И когда пьяный мутноглазый полицейский в белой панаме и с кольтом на ремне схватил за волосы юную дочь Хиамоно и поволок ее в джунгли, когда опустил глаза в землю сам Хиамоно, и опустил глаза в землю молодой и сильный Зуо, нареченный ее женихом, и все остальные опустили глаза, это Момо одним ударом кулака свалил полицейского наземь и освободил девушку. Назавтра полицейский бил его на площади, каждый удар оставлял на спине багровый рубец.
И когда, кто-то в их деревне прикончил иноземного купца, скупавшего по джунглям молодых женщин для увеселения бездельников в больших городах чужой страны, и власти грозились сжечь дотла всю деревню, если не найдется виновный, а виновный не находился, Момо, только что вернувшийся с большой охоты, вышел вперед и сказал:
— Я.
И его на много лет засадили в тюрьму, на столько лет, что его внуки успели обзавестись бородой.
Вот какое было оно, сердце Момо.
Земля успокоилась понемногу и снова приняла свое обычное положение; Старик вошел в хижину, взял рогожу и накрыл тело Момо. Старик знал, что это темнело в углах хижины, но не стал смотреть, с него было довольно. Если бы он был просто старик, старик сам по себе, он остался бы здесь и предал земле Момо и других, но он нес важное письмо в партизанский центр, он был связной, и ему предстоял еще длинный переход завтра с самого рассвета до вечера; он должен был поспать и дать отдохнуть своим старым ногам.
Старик устроился под навесом очага возле хижины Момо. Он уже совсем было задремал, и тут его кольнула новая мысль. Он разгреб золу очага; под золой мелькнули и сразу угасли искры; значит, это произошло недавно, скорее всего в полдень, в самую жару, когда все в деревне спали. Кто же мог сделать это? Кто?

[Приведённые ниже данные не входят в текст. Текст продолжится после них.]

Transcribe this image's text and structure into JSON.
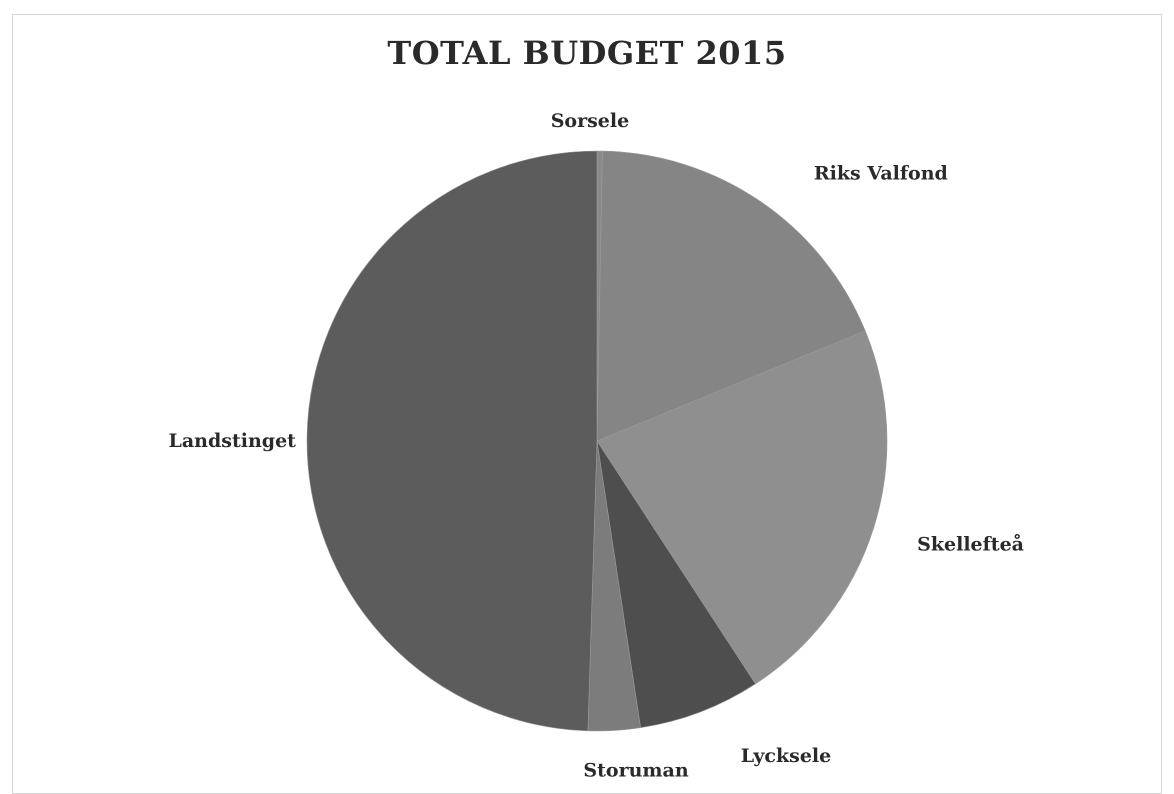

Старик очень старался уснуть, но сон не шел к нему; только под утро вздремнулось. Слабый отблеск зари разбудил его; Старик был снова свеж и полон сил. Прежде чем уйти, он тщательно осмотрел все вокруг. Те, кто растерзал Момо и остальных, пришли не по тропе, они пробрались прямо через болото; на трясине остались их следы — они ползли по кочкам, они примяли траву. Но кто сможет проползти через болота так много длинных миль? Голова Старика пухла от догадок, однако он так и не понял ничего; порой ему казалось: это стадо выдрессированных карателями обезьян; только почему же на обезьянах подкованные башмаки?
* * *
Командир надолго задумался; он нетерпеливо ходил по землянке, теребил бороду и думал; он был еще молод, и лишь первые серебристые нити появились в его густой черной бороде; Командир никогда не думал так долго; рассказ Старика озадачил всех, но и письмо тоже, видно, было не из приятных.